Excluding would be inviting the whole class baring one or two children. This child doesn’t attend the same school.

Shes been an invite because the mothers get along that’s all. The children are at the ages where it does tend to start actually mattering who is invited. They get a say and don’t tend to want to invite people just because they are family or mums friend who don’t know the dynamic of the class friends or know the class friends.
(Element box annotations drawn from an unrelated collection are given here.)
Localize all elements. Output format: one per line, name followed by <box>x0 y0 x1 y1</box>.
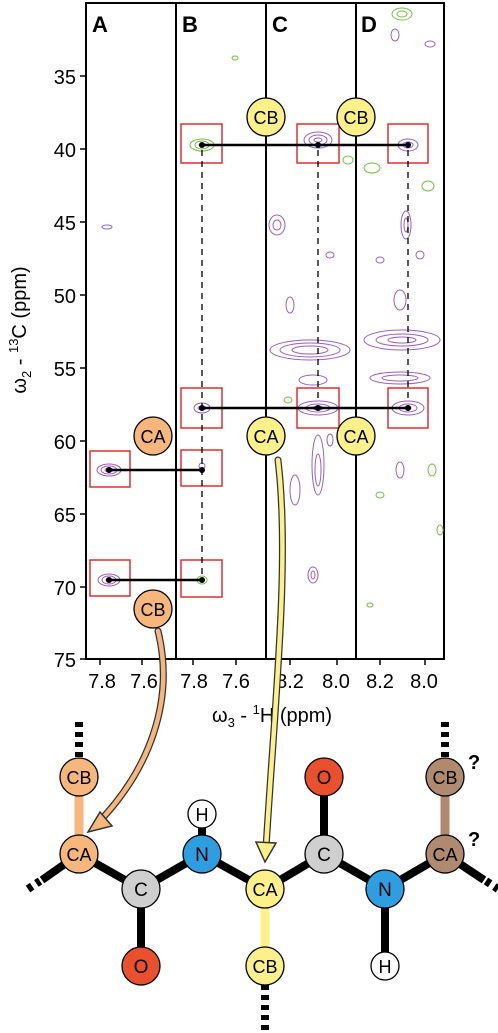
plot-label-a-cb-text: CB <box>140 600 165 620</box>
question-mark-cb: ? <box>468 752 480 774</box>
plot-label-d-ca-text: CA <box>343 427 368 447</box>
atom-c-right-text: C <box>317 845 331 866</box>
orange-arrow <box>93 628 166 828</box>
atom-cb-left: CB <box>59 757 99 797</box>
atom-n-right-text: N <box>378 880 392 901</box>
y-tick-40: 40 <box>54 140 76 162</box>
plot-label-a-ca: CA <box>133 416 173 456</box>
x-tick-c-2: 8.0 <box>322 671 350 693</box>
atom-cb-left-text: CB <box>66 768 91 788</box>
plot-label-d-ca: CA <box>336 416 376 456</box>
plot-label-c-ca: CA <box>246 416 286 456</box>
y-tick-45: 45 <box>54 213 76 235</box>
x-tick-a-2: 7.6 <box>130 671 158 693</box>
atom-h-right: H <box>370 951 400 981</box>
peak-boxes <box>89 123 429 598</box>
atom-n-right: N <box>365 869 405 909</box>
plot-label-a-ca-text: CA <box>140 427 165 447</box>
plot-label-d-cb-text: CB <box>343 108 368 128</box>
strip-label-d: D <box>361 12 377 37</box>
atom-ca-left: CA <box>59 834 99 874</box>
plot-atom-labels: CB CB CA CA CA CB <box>133 97 376 629</box>
plot-label-c-cb: CB <box>246 97 286 137</box>
x-tick-b-1: 7.8 <box>180 671 208 693</box>
atom-ca-left-text: CA <box>66 845 91 865</box>
x-tick-d-1: 8.2 <box>366 671 394 693</box>
atom-c-left: C <box>121 869 161 909</box>
peak-box-a-cb <box>89 559 131 597</box>
spectrum-strips: A B C D <box>85 2 445 660</box>
y-tick-65: 65 <box>54 505 76 527</box>
atom-h-left: H <box>187 799 217 829</box>
atom-cb-right-text: CB <box>432 768 457 788</box>
y-axis: 35 40 45 50 55 60 65 70 75 ω2 - 13C (ppm… <box>6 67 86 672</box>
x-tick-c-1: 8.2 <box>276 671 304 693</box>
atom-ca-center-text: CA <box>252 880 277 900</box>
dashed-alignment-lines <box>201 150 409 575</box>
strip-label-a: A <box>92 12 108 37</box>
atom-ca-right: CA <box>425 834 465 874</box>
x-tick-a-1: 7.8 <box>88 671 116 693</box>
y-tick-50: 50 <box>54 286 76 308</box>
atom-o-right: O <box>304 757 344 797</box>
peaks-strip-b <box>189 55 239 585</box>
atom-o-left: O <box>121 946 161 986</box>
peaks-strip-c-green <box>283 155 354 404</box>
x-tick-d-2: 8.0 <box>410 671 438 693</box>
atom-ca-right-text: CA <box>432 845 457 865</box>
plot-label-c-ca-text: CA <box>253 427 278 447</box>
atom-h-left-text: H <box>196 805 209 825</box>
dashed-chain-ends <box>25 722 498 1030</box>
atom-c-right: C <box>304 834 344 874</box>
y-tick-70: 70 <box>54 578 76 600</box>
strip-label-c: C <box>272 12 288 37</box>
x-tick-b-2: 7.6 <box>222 671 250 693</box>
y-tick-60: 60 <box>54 432 76 454</box>
atom-ca-center: CA <box>245 869 285 909</box>
atom-o-left-text: O <box>134 957 149 978</box>
y-tick-35: 35 <box>54 67 76 89</box>
backbone-schematic: CB CA C O H N CA CB <box>25 722 498 1030</box>
plot-label-a-cb: CB <box>133 589 173 629</box>
peaks-strip-d-green <box>363 7 444 608</box>
atom-cb-right: CB <box>425 757 465 797</box>
yellow-arrow-head <box>254 841 278 864</box>
assignment-arrows <box>86 456 286 864</box>
atom-cb-center-text: CB <box>252 957 277 977</box>
plot-label-d-cb: CB <box>336 97 376 137</box>
atom-n-left-text: N <box>195 845 209 866</box>
atom-cb-center: CB <box>245 946 285 986</box>
connectivity-dots <box>106 142 411 583</box>
connectivity-lines <box>109 143 408 582</box>
question-mark-ca: ? <box>468 829 480 851</box>
plot-label-c-cb-text: CB <box>253 108 278 128</box>
peaks-strip-a <box>96 224 122 587</box>
orange-arrow-head <box>86 810 114 834</box>
atom-n-left: N <box>182 834 222 874</box>
y-tick-75: 75 <box>54 650 76 672</box>
yellow-arrow <box>263 457 285 851</box>
y-tick-55: 55 <box>54 359 76 381</box>
y-axis-title: ω2 - 13C (ppm) <box>6 266 34 393</box>
atom-o-right-text: O <box>317 768 332 789</box>
atom-h-right-text: H <box>379 957 392 977</box>
atom-c-left-text: C <box>134 880 148 901</box>
strip-label-b: B <box>182 12 198 37</box>
x-axis: 7.8 7.6 7.8 7.6 8.2 8.0 8.2 8.0 ω3 - 1H … <box>88 659 438 730</box>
Your point would stand if the ops dd was the new kid in the class and being left out because she didn’t know anyone but again she isn’t. She isn’t ever going to be friends with these children because they won’t know each other at all apart from this party leaving the child whose party it is likely
feeling a responsibility to ensure she’s not left alone or left out rather than enjoying her party.

Dolphinsong · 11/02/2024 17:02

Sorry, I still don't agree. This is simply divide and separate for reasons unknown to long term friends left out. As an adult if my good long term friend left me out of her birthday party because she decided to only invite neighbours on her street I'd be hurt. As far as I'm concerned this is the same scenario.